In the six months I’ve been here I’ve fixed everything from the washing machine to the toilet.
We’re not even having much sex anymore because two of her male mates are crashing in the front room and I feel self-conscious. To add insult, I suspect she’s sleeping with them because she keeps creeping out of our bed when she thinks I’m asleep.
I thought that living a more bohemian lifestyle would be exciting but I’m out of my depth.
Meanwhile my ex-partner is living the dream. Our old house is under offer and she’s moved in with a city slicker.
She looks amazing and friends tell me she’s having the time of her life. Her young bloke adores her, and they’ve discovered a love of swinging.
But I know my ex. If she gets wind that I’ve made the wrong decision she’ll gloat until the cows come home.
What are my options when I feel like the world’s biggest pillock?
JANE SAYS: You cannot allow your pride to hold you back from moving on. The truth is that your lover is not the right person for you.
You’ve tried co-habiting for six months and nothing about her mindset or lifestyle melds with you. You’re complete opposites. You’re ordered, she’s messy. You worry about bills and efficiency, she couldn’t care less.
Your sex life has hit the rocks and now you’re worried she’s sleeping with two other guys.
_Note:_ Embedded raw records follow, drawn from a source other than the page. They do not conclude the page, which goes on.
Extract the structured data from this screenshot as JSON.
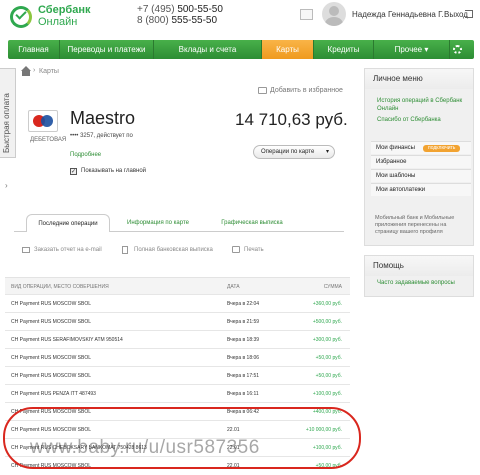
{
  "header": {
    "brand_line1": "Сбербанк",
    "brand_line2": "Онлайн",
    "phone1_prefix": "+7 (495)",
    "phone1_num": "500-55-50",
    "phone2_prefix": "8 (800)",
    "phone2_num": "555-55-50",
    "user_name": "Надежда Геннадьевна Г.",
    "logout_label": "Выход"
  },
  "nav": {
    "items": [
      {
        "label": "Главная"
      },
      {
        "label": "Переводы и платежи"
      },
      {
        "label": "Вклады и счета"
      },
      {
        "label": "Карты"
      },
      {
        "label": "Кредиты"
      },
      {
        "label": "Прочее"
      }
    ],
    "active": "Карты"
  },
  "side_tab": {
    "label": "Быстрая оплата"
  },
  "breadcrumb": {
    "label": "Карты"
  },
  "card": {
    "add_fav_label": "Добавить в избранное",
    "name": "Maestro",
    "number_text": "•••• 3257, действует по",
    "type_label": "ДЕБЕТОВАЯ",
    "balance": "14 710,63 руб.",
    "details_link": "Подробнее",
    "ops_button": "Операции по карте",
    "show_on_main_label": "Показывать на главной",
    "show_on_main_checked": true
  },
  "tabs": [
    {
      "label": "Последние операции"
    },
    {
      "label": "Информация по карте"
    },
    {
      "label": "Графическая выписка"
    }
  ],
  "actions": [
    {
      "label": "Заказать отчет на e-mail"
    },
    {
      "label": "Полная банковская выписка"
    },
    {
      "label": "Печать"
    }
  ],
  "table": {
    "headers": [
      "ВИД ОПЕРАЦИИ, МЕСТО СОВЕРШЕНИЯ",
      "ДАТА",
      "СУММА"
    ],
    "rows": [
      {
        "desc": "CH Payment RUS MOSCOW SBOL",
        "date": "Вчера в 22:04",
        "amount": "+360,00 руб."
      },
      {
        "desc": "CH Payment RUS MOSCOW SBOL",
        "date": "Вчера в 21:59",
        "amount": "+500,00 руб."
      },
      {
        "desc": "CH Payment RUS SERAFIMOVSKIY ATM 950514",
        "date": "Вчера в 18:39",
        "amount": "+300,00 руб."
      },
      {
        "desc": "CH Payment RUS MOSCOW SBOL",
        "date": "Вчера в 18:06",
        "amount": "+50,00 руб."
      },
      {
        "desc": "CH Payment RUS MOSCOW SBOL",
        "date": "Вчера в 17:51",
        "amount": "+50,00 руб."
      },
      {
        "desc": "CH Payment RUS PENZA ITT 487493",
        "date": "Вчера в 16:11",
        "amount": "+100,00 руб."
      },
      {
        "desc": "CH Payment RUS MOSCOW SBOL",
        "date": "Вчера в 06:42",
        "amount": "+400,00 руб."
      },
      {
        "desc": "CH Payment RUS MOSCOW SBOL",
        "date": "22.01",
        "amount": "+10 000,00 руб."
      },
      {
        "desc": "CH Payment RUS CHEBOKSARY BANKOMAT 750428 8613",
        "date": "22.01",
        "amount": "+100,00 руб."
      },
      {
        "desc": "CH Payment RUS MOSCOW SBOL",
        "date": "22.01",
        "amount": "+50,00 руб."
      }
    ]
  },
  "personal_menu": {
    "title": "Личное меню",
    "links": [
      "История операций в Сбербанк Онлайн",
      "Спасибо от Сбербанка"
    ],
    "items": [
      {
        "label": "Мои финансы",
        "badge": "подключить"
      },
      {
        "label": "Избранное"
      },
      {
        "label": "Мои шаблоны"
      },
      {
        "label": "Мои автоплатежи"
      }
    ],
    "mobile_note": "Мобильный банк и Мобильные приложения перенесены на страницу вашего профиля"
  },
  "help": {
    "title": "Помощь",
    "link": "Часто задаваемые вопросы"
  },
  "watermark": {
    "text": "www.baby.ru/u/usr587356"
  },
  "colors": {
    "green": "#2fa84f",
    "nav_green": "#2d8d34",
    "orange": "#f2a331",
    "highlight": "#d9271e"
  }
}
None of this is good for your mental or sexual health. Sometimes in life we are obliged to hold our hands up and admit we’re done.
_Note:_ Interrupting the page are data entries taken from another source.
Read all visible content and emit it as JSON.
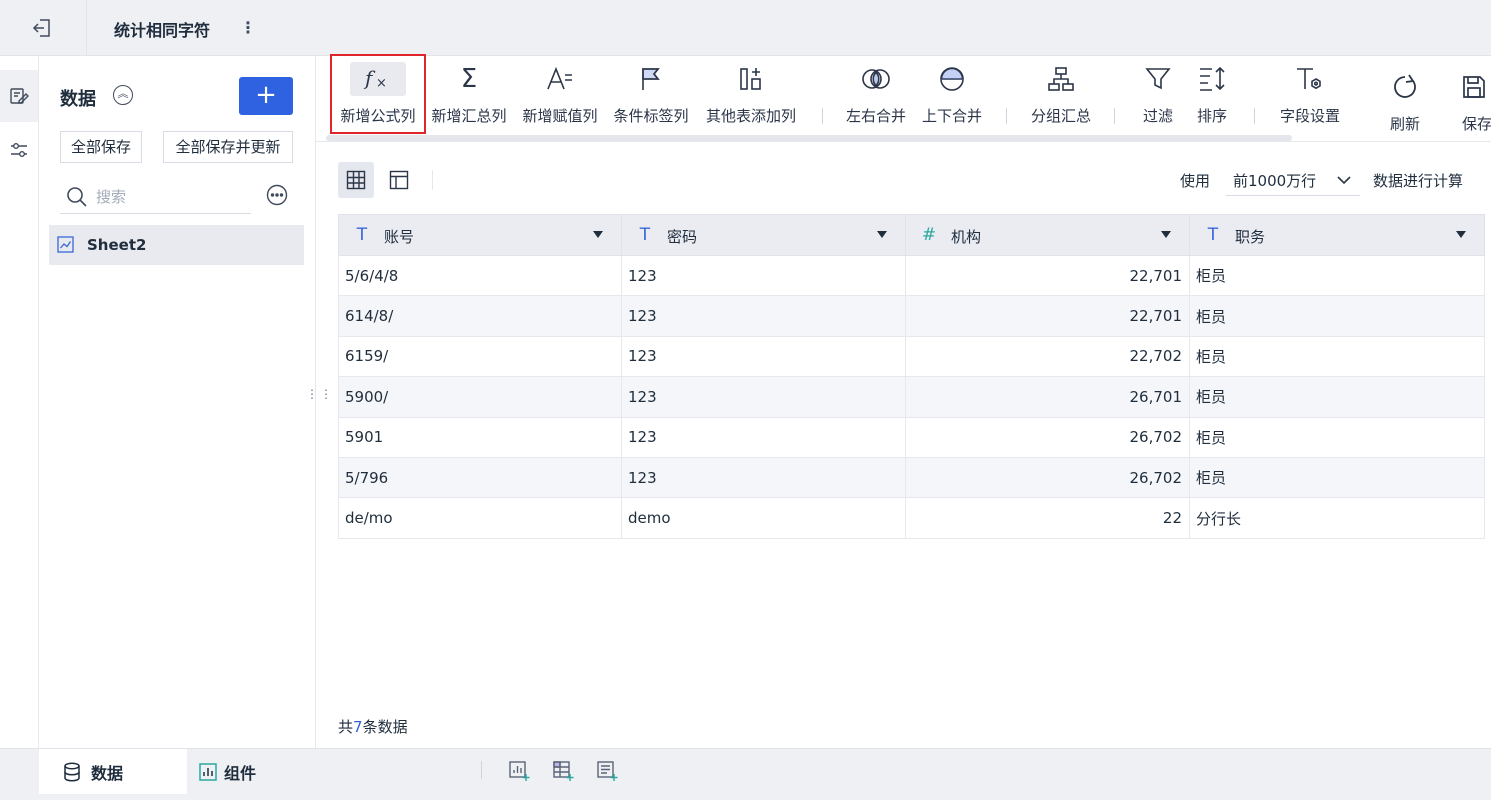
{
  "topbar": {
    "title": "统计相同字符",
    "exit_icon": "exit-icon",
    "more_icon": "more-vertical-icon"
  },
  "rail": {
    "items": [
      {
        "name": "data-edit-icon",
        "active": true
      },
      {
        "name": "filter-settings-icon",
        "active": false
      }
    ]
  },
  "panel": {
    "title": "数据",
    "add_label": "+",
    "save_all_label": "全部保存",
    "save_all_update_label": "全部保存并更新",
    "search_placeholder": "搜索",
    "sheet_name": "Sheet2"
  },
  "toolbar": {
    "items": [
      {
        "label": "新增公式列",
        "icon": "formula-icon",
        "highlighted": true
      },
      {
        "label": "新增汇总列",
        "icon": "sigma-icon"
      },
      {
        "label": "新增赋值列",
        "icon": "assign-icon"
      },
      {
        "label": "条件标签列",
        "icon": "flag-icon"
      },
      {
        "label": "其他表添加列",
        "icon": "add-column-icon"
      },
      {
        "label": "左右合并",
        "icon": "horizontal-merge-icon"
      },
      {
        "label": "上下合并",
        "icon": "vertical-merge-icon"
      },
      {
        "label": "分组汇总",
        "icon": "group-icon"
      },
      {
        "label": "过滤",
        "icon": "filter-icon"
      },
      {
        "label": "排序",
        "icon": "sort-icon"
      },
      {
        "label": "字段设置",
        "icon": "field-settings-icon"
      },
      {
        "label": "刷新",
        "icon": "refresh-icon"
      },
      {
        "label": "保存",
        "icon": "save-icon"
      }
    ]
  },
  "calc": {
    "prefix": "使用",
    "value": "前1000万行",
    "suffix": "数据进行计算"
  },
  "table": {
    "columns": [
      {
        "type": "T",
        "name": "账号"
      },
      {
        "type": "T",
        "name": "密码"
      },
      {
        "type": "#",
        "name": "机构"
      },
      {
        "type": "T",
        "name": "职务"
      }
    ],
    "rows": [
      [
        "5/6/4/8",
        "123",
        "22,701",
        "柜员"
      ],
      [
        "614/8/",
        "123",
        "22,701",
        "柜员"
      ],
      [
        "6159/",
        "123",
        "22,702",
        "柜员"
      ],
      [
        "5900/",
        "123",
        "26,701",
        "柜员"
      ],
      [
        "5901",
        "123",
        "26,702",
        "柜员"
      ],
      [
        "5/796",
        "123",
        "26,702",
        "柜员"
      ],
      [
        "de/mo",
        "demo",
        "22",
        "分行长"
      ]
    ]
  },
  "footer": {
    "prefix": "共",
    "count": "7",
    "suffix": "条数据"
  },
  "bottom": {
    "tabs": [
      {
        "label": "数据",
        "icon": "database-icon",
        "active": true
      },
      {
        "label": "组件",
        "icon": "chart-icon",
        "active": false
      }
    ],
    "actions": [
      "add-chart-icon",
      "add-table-icon",
      "add-report-icon"
    ]
  },
  "colors": {
    "accent": "#2f62e0",
    "highlight": "#e0252a",
    "header_bg": "#eaecf2"
  }
}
Would your lover even notice, or care, if you packed your bags and booked into a motel tonight?
Fortunately, your former home is now under offer so hopefully some money will be coming your way soon.
Take your time in deciding where to go and what to do next. The world is your oyster and you can be anyone you like.
Mistakes have been made, but I have to believe that everything will turn out for the best in the end. You and your ex-partner couldn’t have been happy, either, or you wouldn’t have cheated.
Mentally wish her well. Pull yourself up, look life in the eye and vow to be settled and happy again.